“House of the Dragon” will explore misogyny and patriarchy through Rainira and Alicent, according to stars Millie Alcock and Emily Carey. Based on George R. R. Martin’s 2018 novel Fire and Blood, The Dragon House takes place 200 years before the events of Game of Thrones and tells the story of the Targaryen war for the throne, known as the Dance of Dragons. It premieres on HBO later this month. The Dragon House will include all the familiar hallmarks of its popular predecessor, including sex, violence and, of course, dragons.
One of the most important differences between “House of the Dragon” and “Game of Thrones” is that the prequel will be told from the point of view of two complex female characters: Princess Rainira Targaryen and Lady Alicent Hightower. The series will introduce two central characters as children, played by Millie Alcock from Norton’s Forest and Emily Carey from Catastrophe, before Emma D’Arcy and Olivia Cooke take on adult roles. Despite a strong childhood bond, Rainyra and Alicent will end up feuding with each other over disagreements over the Targaryen line of succession, which will put them on opposing sides in the coming civil war.

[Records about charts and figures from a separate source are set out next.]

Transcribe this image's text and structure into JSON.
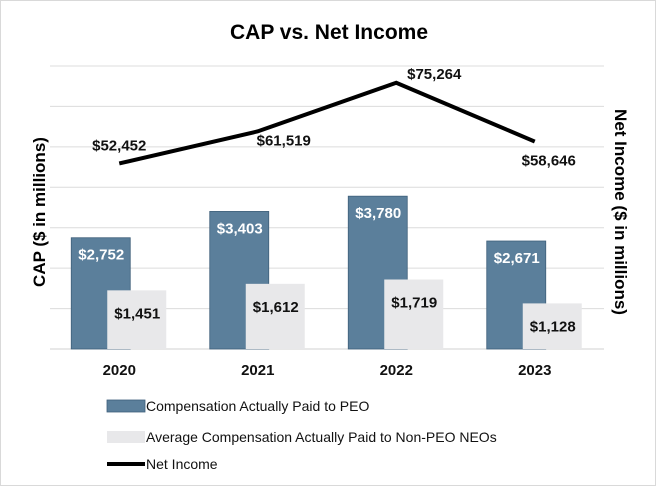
{
  "chart_data": {
    "type": "bar",
    "title": "CAP vs. Net Income",
    "ylabel": "CAP ($ in millions)",
    "y2label": "Net Income ($ in millions)",
    "categories": [
      "2020",
      "2021",
      "2022",
      "2023"
    ],
    "ylim": [
      0,
      7000
    ],
    "y2lim": [
      0,
      80000
    ],
    "grid": true,
    "legend_position": "bottom",
    "series": [
      {
        "name": "Compensation Actually Paid to PEO",
        "type": "bar",
        "axis": "left",
        "color": "#5b7f9b",
        "values": [
          2752,
          3403,
          3780,
          2671
        ],
        "labels": [
          "$2,752",
          "$3,403",
          "$3,780",
          "$2,671"
        ]
      },
      {
        "name": "Average Compensation Actually Paid to Non-PEO NEOs",
        "type": "bar",
        "axis": "left",
        "color": "#e8e8ea",
        "values": [
          1451,
          1612,
          1719,
          1128
        ],
        "labels": [
          "$1,451",
          "$1,612",
          "$1,719",
          "$1,128"
        ]
      },
      {
        "name": "Net Income",
        "type": "line",
        "axis": "right",
        "color": "#000000",
        "values": [
          52452,
          61519,
          75264,
          58646
        ],
        "labels": [
          "$52,452",
          "$61,519",
          "$75,264",
          "$58,646"
        ]
      }
    ]
  }
}
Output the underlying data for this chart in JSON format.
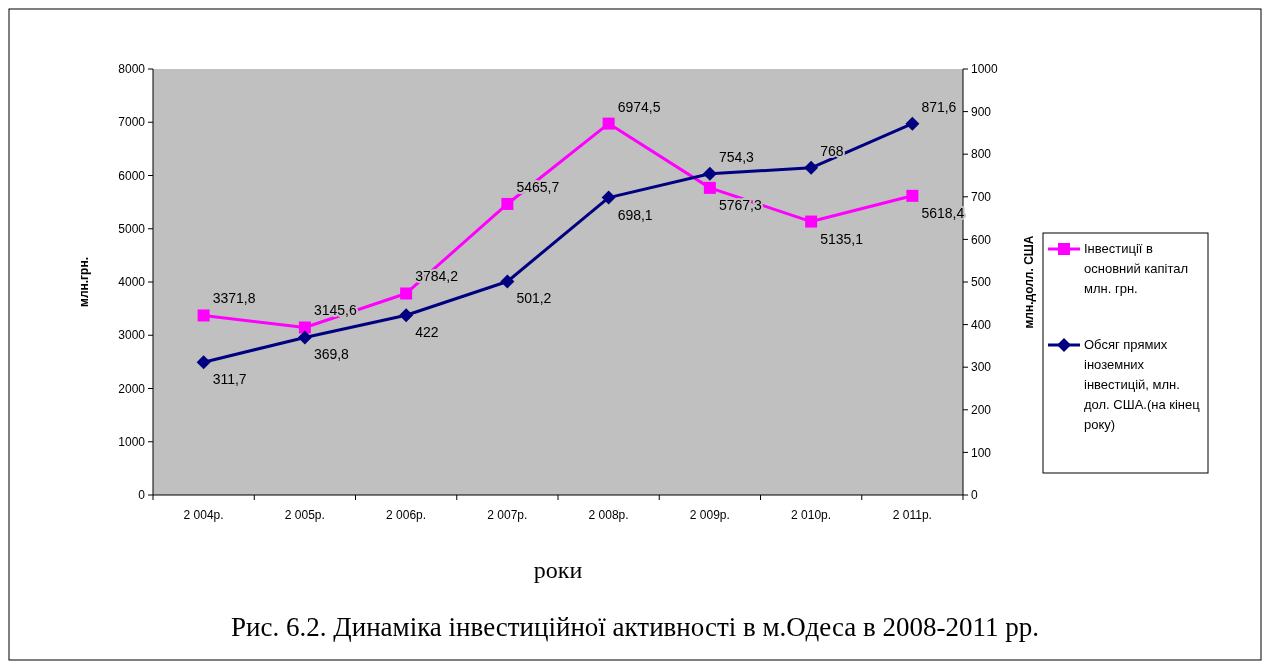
{
  "chart_data": {
    "type": "line",
    "xlabel": "роки",
    "ylabel": "млн.грн.",
    "y2label": "млн.долл. США",
    "categories": [
      "2 004р.",
      "2 005р.",
      "2 006р.",
      "2 007р.",
      "2 008р.",
      "2 009р.",
      "2 010р.",
      "2 011р."
    ],
    "series": [
      {
        "name": "Інвестиції в основний капітал млн. грн.",
        "color": "#ff00ff",
        "marker": "square",
        "values": [
          3371.8,
          3145.6,
          3784.2,
          5465.7,
          6974.5,
          5767.3,
          5135.1,
          5618.4
        ],
        "value_labels": [
          "3371,8",
          "3145,6",
          "3784,2",
          "5465,7",
          "6974,5",
          "5767,3",
          "5135,1",
          "5618,4"
        ]
      },
      {
        "name": "Обсяг прямих іноземних інвестицій,  млн. дол. США.(на кінец року)",
        "color": "#000080",
        "marker": "diamond",
        "axis": "y2",
        "values": [
          311.7,
          369.8,
          422,
          501.2,
          698.1,
          754.3,
          768,
          871.6
        ],
        "value_labels": [
          "311,7",
          "369,8",
          "422",
          "501,2",
          "698,1",
          "754,3",
          "768",
          "871,6"
        ]
      }
    ],
    "ylim": [
      0,
      8000
    ],
    "yticks": [
      0,
      1000,
      2000,
      3000,
      4000,
      5000,
      6000,
      7000,
      8000
    ],
    "y2lim": [
      0,
      1000
    ],
    "y2ticks": [
      0,
      100,
      200,
      300,
      400,
      500,
      600,
      700,
      800,
      900,
      1000
    ],
    "legend": "right",
    "grid": false,
    "line_style": "solid",
    "annotations": [
      "Рис. 6.2. Динаміка інвестиційної активності в м.Одеса в 2008-2011 рр."
    ]
  }
}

During a recent round-table interview, Screen Rant and other media outlets had the opportunity to talk to Alcock and Carey about their characters’ relationships in The House of the Dragon and how Rainira and Alicent react to the misogynistic and patriarchal pressures of Westeros. While Alicent doesn’t resist them, Rainira does, illustrating the fundamental difference between the two characters and their conflict. Read below what they shared:
CARY: I think part of Alicent’s secret is that she doesn’t resist. I think she doesn’t know how to do it, and I think some part of her doesn’t want to—while she’s there. And then maybe she regrets certain decisions and certain choices. But I think she doesn’t have the strength to resist, mainly because she’s still a child when we find her.

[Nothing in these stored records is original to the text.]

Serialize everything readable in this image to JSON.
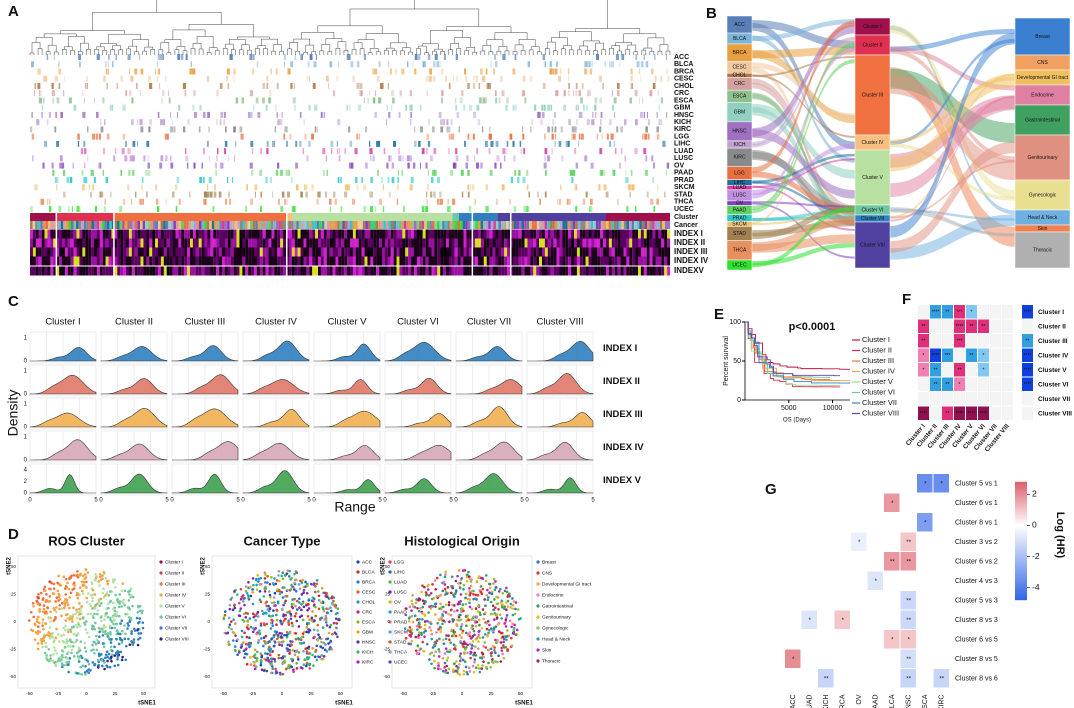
{
  "panels": {
    "A": {
      "label": "A",
      "rows": [
        "ACC",
        "BLCA",
        "BRCA",
        "CESC",
        "CHOL",
        "CRC",
        "ESCA",
        "GBM",
        "HNSC",
        "KICH",
        "KIRC",
        "LGG",
        "LIHC",
        "LUAD",
        "LUSC",
        "OV",
        "PAAD",
        "PRAD",
        "SKCM",
        "STAD",
        "THCA",
        "UCEC"
      ],
      "bottom_rows": [
        "Cluster",
        "Cancer",
        "INDEX I",
        "INDEX II",
        "INDEX III",
        "INDEX IV",
        "INDEXV"
      ]
    },
    "B": {
      "label": "B",
      "left": [
        "ACC",
        "BLCA",
        "BRCA",
        "CESC",
        "CHOL",
        "CRC",
        "ESCA",
        "GBM",
        "HNSC",
        "KICH",
        "KIRC",
        "LGG",
        "LIHC",
        "LUAD",
        "LUSC",
        "OV",
        "PAAD",
        "PRAD",
        "SKCM",
        "STAD",
        "THCA",
        "UCEC"
      ],
      "left_colors": [
        "#5a7fb8",
        "#7cb4d8",
        "#e8a040",
        "#f0c8a0",
        "#b07848",
        "#d4a0a0",
        "#90c090",
        "#8fd0c0",
        "#9f70c0",
        "#c0a0d0",
        "#8a8a8a",
        "#e87040",
        "#2070a0",
        "#d040a0",
        "#c090e0",
        "#8040c0",
        "#60d060",
        "#30c8c8",
        "#f0c070",
        "#a08050",
        "#e89060",
        "#30e030"
      ],
      "middle": [
        "Cluster I",
        "Cluster II",
        "Cluster III",
        "Cluster IV",
        "Cluster V",
        "Cluster VI",
        "Cluster VII",
        "Cluster VIII"
      ],
      "middle_colors": [
        "#a0104a",
        "#e03050",
        "#f07040",
        "#f8c080",
        "#b8e0a0",
        "#70c8a0",
        "#3080c0",
        "#5040a0"
      ],
      "right": [
        "Breast",
        "CNS",
        "Developmental GI tract",
        "Endocrine",
        "Gastrointestinal",
        "Genitourinary",
        "Gynecologic",
        "Head & Neck",
        "Skin",
        "Thoracic"
      ],
      "right_colors": [
        "#3a7fd0",
        "#f0a060",
        "#f0c060",
        "#e080a0",
        "#40a060",
        "#e09080",
        "#e8e090",
        "#70b0e0",
        "#f08050",
        "#b0b0b0"
      ]
    },
    "C": {
      "label": "C",
      "columns": [
        "Cluster I",
        "Cluster II",
        "Cluster III",
        "Cluster IV",
        "Cluster V",
        "Cluster VI",
        "Cluster VII",
        "Cluster VIII"
      ],
      "rows": [
        "INDEX I",
        "INDEX II",
        "INDEX III",
        "INDEX IV",
        "INDEX V"
      ],
      "row_colors": [
        "#3080c0",
        "#e07868",
        "#f0b050",
        "#d8a8b8",
        "#40a050"
      ],
      "row_yticks": [
        [
          0,
          1
        ],
        [
          0,
          1
        ],
        [
          0,
          1
        ],
        [
          0,
          1
        ],
        [
          0,
          2,
          4
        ]
      ],
      "xticks": [
        0,
        5
      ],
      "ylabel": "Density",
      "xlabel": "Range"
    },
    "D": {
      "label": "D",
      "plots": [
        {
          "title": "ROS Cluster",
          "legend": [
            "Cluster I",
            "Cluster II",
            "Cluster III",
            "Cluster IV",
            "Cluster V",
            "Cluster VI",
            "Cluster VII",
            "Cluster VIII"
          ],
          "colors": [
            "#a0104a",
            "#e03050",
            "#f07040",
            "#f8a040",
            "#b8e0a0",
            "#70c8a0",
            "#3080c0",
            "#302080"
          ]
        },
        {
          "title": "Cancer Type",
          "legend": [
            "ACC",
            "BLCA",
            "BRCA",
            "CESC",
            "CHOL",
            "CRC",
            "ESCA",
            "GBM",
            "HNSC",
            "KICH",
            "KIRC",
            "LGG",
            "LIHC",
            "LUAD",
            "LUSC",
            "OV",
            "PAAD",
            "PRAD",
            "SKCM",
            "STAD",
            "THCA",
            "UCEC"
          ],
          "colors": [
            "#2040c0",
            "#e02020",
            "#2080e0",
            "#e06020",
            "#20a0a0",
            "#c02080",
            "#80c020",
            "#e0a020",
            "#4040a0",
            "#20c080",
            "#a020c0",
            "#e04060",
            "#2060c0",
            "#40c040",
            "#8020a0",
            "#c0c020",
            "#20a0e0",
            "#e08080",
            "#60a0c0",
            "#c06020",
            "#a0a0a0",
            "#6040c0"
          ]
        },
        {
          "title": "Histological Origin",
          "legend": [
            "Breast",
            "CNS",
            "Developmental GI tract",
            "Endocrine",
            "Gatrointestinal",
            "Genitourinary",
            "Gynecologic",
            "Head & Neck",
            "Skin",
            "Thoracic"
          ],
          "colors": [
            "#3a70c0",
            "#e03030",
            "#f0a040",
            "#e080c0",
            "#40a050",
            "#e0c020",
            "#90c040",
            "#20a0a0",
            "#c020c0",
            "#a02060"
          ]
        }
      ],
      "xticks": [
        -50,
        -25,
        0,
        25,
        50
      ],
      "yticks": [
        -50,
        -25,
        0,
        25,
        50
      ],
      "xlabel": "tSNE1",
      "ylabel": "tSNE2"
    },
    "E": {
      "label": "E",
      "pvalue": "p<0.0001",
      "ylabel": "Percent survival",
      "xlabel": "OS (Days)",
      "yticks": [
        0,
        50,
        100
      ],
      "xticks": [
        5000,
        10000
      ],
      "xlim": [
        0,
        12000
      ],
      "ylim": [
        0,
        100
      ],
      "legend": [
        "Cluster I",
        "Cluster II",
        "Cluster III",
        "Cluster IV",
        "Cluster V",
        "Cluster VI",
        "Cluster VII",
        "Cluster VIII"
      ],
      "colors": [
        "#c01040",
        "#e03050",
        "#f07040",
        "#f8a040",
        "#a0d890",
        "#70c8a0",
        "#3080c0",
        "#6040a0"
      ]
    },
    "F": {
      "label": "F",
      "rows": [
        "Cluster I",
        "Cluster II",
        "Cluster III",
        "Cluster IV",
        "Cluster V",
        "Cluster VI",
        "Cluster VII",
        "Cluster VIII"
      ],
      "cells": [
        [
          null,
          {
            "label": "****",
            "color": "#30a0e0"
          },
          {
            "label": "**",
            "color": "#30a0e0"
          },
          {
            "label": "***",
            "color": "#e0307a"
          },
          {
            "label": "*",
            "color": "#80c8f0"
          },
          null,
          null,
          null,
          {
            "label": "****",
            "color": "#1040e0"
          }
        ],
        [
          {
            "label": "**",
            "color": "#e0307a"
          },
          null,
          null,
          {
            "label": "****",
            "color": "#e0307a"
          },
          {
            "label": "**",
            "color": "#e0307a"
          },
          {
            "label": "**",
            "color": "#e0307a"
          },
          null,
          null,
          null
        ],
        [
          {
            "label": "**",
            "color": "#e0307a"
          },
          null,
          null,
          {
            "label": "***",
            "color": "#e0307a"
          },
          null,
          null,
          null,
          null,
          {
            "label": "**",
            "color": "#30a0e0"
          }
        ],
        [
          {
            "label": "*",
            "color": "#f080b0"
          },
          {
            "label": "****",
            "color": "#1040e0"
          },
          {
            "label": "***",
            "color": "#30a0e0"
          },
          null,
          {
            "label": "**",
            "color": "#30a0e0"
          },
          {
            "label": "*",
            "color": "#80c8f0"
          },
          null,
          null,
          {
            "label": "****",
            "color": "#1040e0"
          }
        ],
        [
          {
            "label": "*",
            "color": "#f080b0"
          },
          {
            "label": "**",
            "color": "#30a0e0"
          },
          null,
          {
            "label": "**",
            "color": "#e0307a"
          },
          null,
          {
            "label": "*",
            "color": "#80c8f0"
          },
          null,
          null,
          {
            "label": "****",
            "color": "#1040e0"
          }
        ],
        [
          null,
          {
            "label": "**",
            "color": "#30a0e0"
          },
          {
            "label": "**",
            "color": "#30a0e0"
          },
          {
            "label": "*",
            "color": "#f080b0"
          },
          null,
          null,
          null,
          null,
          {
            "label": "****",
            "color": "#1040e0"
          }
        ],
        [
          null,
          null,
          null,
          null,
          null,
          null,
          null,
          null,
          null
        ],
        [
          {
            "label": "****",
            "color": "#901050"
          },
          null,
          {
            "label": "**",
            "color": "#e0307a"
          },
          {
            "label": "****",
            "color": "#901050"
          },
          {
            "label": "****",
            "color": "#901050"
          },
          {
            "label": "****",
            "color": "#901050"
          },
          null,
          null,
          null
        ]
      ]
    },
    "G": {
      "label": "G",
      "rows": [
        "Cluster 5 vs 1",
        "Cluster 6 vs 1",
        "Cluster 8 vs 1",
        "Cluster 3 vs 2",
        "Cluster 6 vs 2",
        "Cluster 4 vs 3",
        "Cluster 5 vs 3",
        "Cluster 8 vs 3",
        "Cluster 6 vs 5",
        "Cluster 8 vs 5",
        "Cluster 8 vs 6"
      ],
      "columns": [
        "ACC",
        "LUAD",
        "KICH",
        "BRCA",
        "OV",
        "PAAD",
        "BLCA",
        "HNSC",
        "ESCA",
        "KIRC"
      ],
      "values": [
        [
          null,
          null,
          null,
          null,
          null,
          null,
          null,
          null,
          -3.5,
          -3.5
        ],
        [
          null,
          null,
          null,
          null,
          null,
          null,
          1.8,
          null,
          null,
          null
        ],
        [
          null,
          null,
          null,
          null,
          null,
          null,
          null,
          null,
          -3,
          null
        ],
        [
          null,
          null,
          null,
          null,
          -0.5,
          null,
          null,
          1,
          null,
          null
        ],
        [
          null,
          null,
          null,
          null,
          null,
          null,
          1.8,
          1.8,
          null,
          null
        ],
        [
          null,
          null,
          null,
          null,
          null,
          -0.8,
          null,
          null,
          null,
          null
        ],
        [
          null,
          null,
          null,
          null,
          null,
          null,
          null,
          -1.2,
          null,
          null
        ],
        [
          null,
          -0.8,
          null,
          1,
          null,
          null,
          null,
          -1.2,
          null,
          null
        ],
        [
          null,
          null,
          null,
          null,
          null,
          null,
          1,
          1,
          null,
          null
        ],
        [
          2,
          null,
          null,
          null,
          null,
          null,
          null,
          -1,
          null,
          null
        ],
        [
          null,
          null,
          -1.3,
          null,
          null,
          null,
          null,
          -1.3,
          null,
          -1.3
        ]
      ],
      "value_labels": [
        [
          null,
          null,
          null,
          null,
          null,
          null,
          null,
          null,
          "*",
          "*"
        ],
        [
          null,
          null,
          null,
          null,
          null,
          null,
          "*",
          null,
          null,
          null
        ],
        [
          null,
          null,
          null,
          null,
          null,
          null,
          null,
          null,
          "*",
          null
        ],
        [
          null,
          null,
          null,
          null,
          "*",
          null,
          null,
          "**",
          null,
          null
        ],
        [
          null,
          null,
          null,
          null,
          null,
          null,
          "**",
          "**",
          null,
          null
        ],
        [
          null,
          null,
          null,
          null,
          null,
          "*",
          null,
          null,
          null,
          null
        ],
        [
          null,
          null,
          null,
          null,
          null,
          null,
          null,
          "**",
          null,
          null
        ],
        [
          null,
          "*",
          null,
          "*",
          null,
          null,
          null,
          "**",
          null,
          null
        ],
        [
          null,
          null,
          null,
          null,
          null,
          null,
          "*",
          "*",
          null,
          null
        ],
        [
          "*",
          null,
          null,
          null,
          null,
          null,
          null,
          "**",
          null,
          null
        ],
        [
          null,
          null,
          "**",
          null,
          null,
          null,
          null,
          "**",
          null,
          "**"
        ]
      ],
      "clim": [
        -4.8,
        2.8
      ],
      "cticks": [
        2,
        0,
        -2,
        -4
      ],
      "colorbar_label": "Log (HR)"
    }
  }
}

But I’ve said it before and I’ll say it again: what I like most about this series is that, yes, we demonstrate misogyny and show how it affects women in this world, and how it relates to these characters — whether it’s Alicent, or Rainira, or even Rainice. But when we take away the storyline and the theme of misogyny, these characters still have an arch, and they are still complex women on screen. They don’t exist just to serve a purpose and demonstrate misogyny; they are people on screen. And I think it’s a brilliant thing.

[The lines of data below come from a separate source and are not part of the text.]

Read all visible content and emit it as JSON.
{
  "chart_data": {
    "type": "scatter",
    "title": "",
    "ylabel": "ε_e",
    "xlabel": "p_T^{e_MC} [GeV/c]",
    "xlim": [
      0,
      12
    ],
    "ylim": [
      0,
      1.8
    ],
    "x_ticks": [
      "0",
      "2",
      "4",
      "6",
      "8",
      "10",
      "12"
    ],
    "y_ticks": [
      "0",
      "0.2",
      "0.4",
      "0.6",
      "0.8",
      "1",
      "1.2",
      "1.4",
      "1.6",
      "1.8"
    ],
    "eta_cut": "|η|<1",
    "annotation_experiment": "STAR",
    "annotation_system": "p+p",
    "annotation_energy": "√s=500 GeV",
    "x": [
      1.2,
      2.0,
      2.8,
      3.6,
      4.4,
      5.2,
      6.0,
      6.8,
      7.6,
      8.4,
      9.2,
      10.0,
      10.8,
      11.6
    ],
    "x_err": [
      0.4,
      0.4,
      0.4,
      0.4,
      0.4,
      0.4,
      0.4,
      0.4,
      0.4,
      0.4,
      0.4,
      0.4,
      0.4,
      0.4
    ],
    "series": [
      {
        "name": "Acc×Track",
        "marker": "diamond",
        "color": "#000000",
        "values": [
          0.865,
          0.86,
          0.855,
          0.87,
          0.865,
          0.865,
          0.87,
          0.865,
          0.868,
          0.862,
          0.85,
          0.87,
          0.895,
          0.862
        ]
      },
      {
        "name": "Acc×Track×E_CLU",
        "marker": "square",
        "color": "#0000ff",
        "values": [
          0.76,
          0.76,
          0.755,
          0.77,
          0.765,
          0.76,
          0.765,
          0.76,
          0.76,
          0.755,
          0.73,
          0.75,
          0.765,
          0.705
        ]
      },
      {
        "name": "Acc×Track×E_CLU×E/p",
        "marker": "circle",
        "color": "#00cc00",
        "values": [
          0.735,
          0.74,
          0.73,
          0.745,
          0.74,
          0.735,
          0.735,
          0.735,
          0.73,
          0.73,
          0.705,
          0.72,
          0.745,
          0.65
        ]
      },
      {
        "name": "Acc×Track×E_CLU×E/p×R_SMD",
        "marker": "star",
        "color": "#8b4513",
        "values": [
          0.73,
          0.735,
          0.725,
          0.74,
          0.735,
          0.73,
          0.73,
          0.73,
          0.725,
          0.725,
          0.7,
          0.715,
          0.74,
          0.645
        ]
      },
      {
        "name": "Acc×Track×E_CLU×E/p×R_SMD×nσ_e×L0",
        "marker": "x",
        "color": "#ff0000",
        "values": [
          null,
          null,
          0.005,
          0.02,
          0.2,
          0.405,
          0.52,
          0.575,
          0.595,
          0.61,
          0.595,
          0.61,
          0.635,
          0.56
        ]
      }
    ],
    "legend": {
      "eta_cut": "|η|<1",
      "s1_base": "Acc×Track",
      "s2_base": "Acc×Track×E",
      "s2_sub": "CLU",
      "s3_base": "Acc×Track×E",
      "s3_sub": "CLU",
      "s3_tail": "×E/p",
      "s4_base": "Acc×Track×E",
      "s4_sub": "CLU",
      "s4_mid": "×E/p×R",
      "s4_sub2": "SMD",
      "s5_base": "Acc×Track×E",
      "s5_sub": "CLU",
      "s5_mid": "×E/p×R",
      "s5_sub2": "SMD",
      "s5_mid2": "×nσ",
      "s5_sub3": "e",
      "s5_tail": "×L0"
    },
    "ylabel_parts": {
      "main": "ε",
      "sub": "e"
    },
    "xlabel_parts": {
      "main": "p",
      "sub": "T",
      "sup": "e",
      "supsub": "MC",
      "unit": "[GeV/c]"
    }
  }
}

Alcock: I think in the end it all depends on the scenario. And what the show really relies on is how these two women meet with the same patriarchy, but react in completely different ways. Because of the circumstances given to them, and because of who they are, and because of the privileges they have received in their lives.
I think Rainira is especially a fighter. She fights for what she wants and doesn’t like to take rejection for an answer. But I think these two women handle it in completely different ways, and that makes the show quite interesting. Because I think a lot of people can see themselves in Rainier the same way as Alicent.
In the last few months leading up to the premiere of “House of the Dragon,” increased attention has been paid to the show’s different approach to portraying women compared to its predecessor. Screenwriter and executive producer Sarah Hess said that “House of the Dragon” will not show sexual violence on the screen, unlike “Game of Thrones”, which was notorious for its depiction of rape and sexual abuse of women. Instead of a graphic depiction of violence, the House of the Dragon will provide a more nuanced exploration of the inherent conflicts present in the patriarchal system. From a young age, Rainira and Alicent are often forced to follow the orders of their powerful fathers, King Viserys and his right hand Otto Hightower, who act with the best intentions, but are unable to see the despotic nature of their actions.
While Game of Thrones has had many strong and complex female characters, such as Daenerys, Cersei, Arya, Sansa and Brienne, House of the Dragon will stand out in the sense that it will focus on the relationship between two women. On the one hand, Rhaenyra will defend her rightful rights to the throne, while Alicent is trying to install her son, Prince Aegon. This will allow the House of the Dragon to provide a more meaningful exploration of misogyny and patriarchy, but it remains to be seen whether Rainira or Alicent will win Game of Thrones.